Les plateformes de réservation transmettent désormais automatiquement les données de revenus au fisc, rendant les contrôles plus systématiques et efficaces.
Évolutions réglementaires récentes et perspectives
La loi Climat et Résilience du 22 août 2021 a introduit de nouvelles dispositions permettant aux communes de moduler plus finement l'encadrement de la location de courte durée. Les maires peuvent désormais fixer des quotas par quartier et imposer des conditions d'exploitation plus strictes.
Plusieurs villes expérimentent également des systèmes de licence numérique, remplaçant les simples déclarations par de véritables autorisations assorties de conditions. Cette évolution vise à mieux contrôler le développement de l'offre touristique sur leur territoire.
Perspectives d'évolution
Les projets en cours incluent la création d'un fichier national des meublés de tourisme et le renforcement des obligations des plateformes de réservation. Ces mesures visent à améliorer la transparence du marché et faciliter les contrôles.
Pour rester informé de ces évolutions et mieux comprendre les termes techniques, n'hésite pas à consulter notre glossaire spécialisé dans la gestion locative.
Questions fréquentes
Puis-je louer mon appartement en meublé de tourisme si je le loue déjà en bail classique ?
Non, c'est strictement interdit. Si ton logement fait l'objet d'un bail d'habitation classique, tu ne peux pas le sous-louer en meublé de tourisme, même ponctuellement. Cette pratique constitue une violation du contrat de bail et peut entraîner sa résiliation pour faute grave. De plus, elle expose à des sanctions pénales pour sous-location illégale.
Que se passe-t-il si je dépasse les 120 jours autorisés dans ma résidence principale ?

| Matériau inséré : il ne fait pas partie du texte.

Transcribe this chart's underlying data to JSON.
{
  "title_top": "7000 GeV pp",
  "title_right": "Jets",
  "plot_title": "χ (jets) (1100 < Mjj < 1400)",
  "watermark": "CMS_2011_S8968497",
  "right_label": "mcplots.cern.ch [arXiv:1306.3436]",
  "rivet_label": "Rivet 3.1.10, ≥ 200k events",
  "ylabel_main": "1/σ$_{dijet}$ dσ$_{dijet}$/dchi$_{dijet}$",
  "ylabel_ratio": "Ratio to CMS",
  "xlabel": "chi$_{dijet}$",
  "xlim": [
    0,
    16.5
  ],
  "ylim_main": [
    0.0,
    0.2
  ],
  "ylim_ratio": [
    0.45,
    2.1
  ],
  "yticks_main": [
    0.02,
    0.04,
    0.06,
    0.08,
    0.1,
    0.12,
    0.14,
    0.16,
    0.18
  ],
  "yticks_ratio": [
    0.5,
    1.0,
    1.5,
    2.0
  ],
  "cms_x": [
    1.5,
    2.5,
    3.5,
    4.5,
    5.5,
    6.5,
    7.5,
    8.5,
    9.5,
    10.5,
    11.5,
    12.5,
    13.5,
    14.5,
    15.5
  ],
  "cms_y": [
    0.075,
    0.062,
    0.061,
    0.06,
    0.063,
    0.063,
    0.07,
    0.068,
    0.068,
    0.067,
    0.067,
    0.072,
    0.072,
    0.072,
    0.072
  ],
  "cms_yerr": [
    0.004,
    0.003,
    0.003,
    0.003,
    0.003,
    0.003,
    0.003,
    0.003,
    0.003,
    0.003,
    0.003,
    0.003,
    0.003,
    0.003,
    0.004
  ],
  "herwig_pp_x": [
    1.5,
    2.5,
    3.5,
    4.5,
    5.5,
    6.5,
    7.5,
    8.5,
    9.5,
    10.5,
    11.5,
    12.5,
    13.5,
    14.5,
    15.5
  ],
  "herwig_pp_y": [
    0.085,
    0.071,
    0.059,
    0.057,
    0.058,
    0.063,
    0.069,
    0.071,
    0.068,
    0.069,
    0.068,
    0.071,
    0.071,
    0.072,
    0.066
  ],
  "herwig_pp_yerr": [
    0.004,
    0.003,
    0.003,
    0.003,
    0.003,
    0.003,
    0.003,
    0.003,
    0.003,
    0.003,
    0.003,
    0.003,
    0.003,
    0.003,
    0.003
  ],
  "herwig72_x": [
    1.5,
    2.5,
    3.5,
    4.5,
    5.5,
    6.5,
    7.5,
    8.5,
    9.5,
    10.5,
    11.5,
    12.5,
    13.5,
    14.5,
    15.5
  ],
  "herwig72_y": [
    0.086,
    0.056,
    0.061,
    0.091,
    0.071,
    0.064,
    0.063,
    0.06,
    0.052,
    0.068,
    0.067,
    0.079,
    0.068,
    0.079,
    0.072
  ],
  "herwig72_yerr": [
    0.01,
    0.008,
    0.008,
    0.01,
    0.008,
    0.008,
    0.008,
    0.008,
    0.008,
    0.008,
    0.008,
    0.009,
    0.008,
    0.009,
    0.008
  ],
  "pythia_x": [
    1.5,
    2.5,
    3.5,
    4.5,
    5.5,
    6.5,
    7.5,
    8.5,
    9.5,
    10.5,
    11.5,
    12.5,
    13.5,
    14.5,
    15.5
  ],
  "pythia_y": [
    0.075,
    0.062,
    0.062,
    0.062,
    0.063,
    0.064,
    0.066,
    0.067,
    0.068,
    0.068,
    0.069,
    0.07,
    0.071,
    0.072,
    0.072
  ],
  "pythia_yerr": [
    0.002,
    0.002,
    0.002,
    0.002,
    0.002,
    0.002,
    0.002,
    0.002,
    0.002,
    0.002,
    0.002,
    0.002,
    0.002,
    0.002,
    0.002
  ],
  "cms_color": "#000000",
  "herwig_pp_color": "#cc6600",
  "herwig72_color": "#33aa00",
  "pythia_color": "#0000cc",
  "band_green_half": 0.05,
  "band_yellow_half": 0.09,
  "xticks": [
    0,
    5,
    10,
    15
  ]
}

Le dépassement du seuil de 120 jours expose à une amende de 1 000 euros par logement, pouvant atteindre 5 000 euros en cas de récidive. Les plateformes bloquent normalement les réservations automatiquement, mais certains propriétaires tentent de contourner cette limitation en utilisant plusieurs plateformes. Les autorités croisent désormais ces données pour détecter les dépassements.
Mon règlement de copropriété interdit-il automatiquement la location meublée de tourisme ?
Pas automatiquement, mais c'est possible. Depuis la loi ELAN, les copropriétaires peuvent voter l'interdiction ou l'encadrement de ces locations à la majorité simple. Si ton règlement de copropriété ne mentionne rien sur ce sujet, vérifie les derniers procès-verbaux d'assemblée générale. En cas d'interdiction votée, elle s'applique immédiatement et peut donner lieu à des actions en justice de la part du syndic ou des autres copropriétaires.
La location meublée de tourisme représente une opportunité intéressante de générer des revenus complémentaires, mais elle s'inscrit dans un cadre légal de plus en plus strict qu'il est essentiel de respecter. Entre déclarations obligatoires, limitations de durée et contraintes fiscales, les obligations sont nombreuses et évoluent régulièrement. Une bonne préparation et une veille juridique constante sont indispensables pour exercer cette activité sereinement et éviter les sanctions, qui peuvent s'avérer particulièrement lourdes. Avant de te lancer, assure-toi de bien connaître les spécificités de ta commune et de ton immeuble, car les règles locales peuvent être plus restrictives que la réglementation nationale.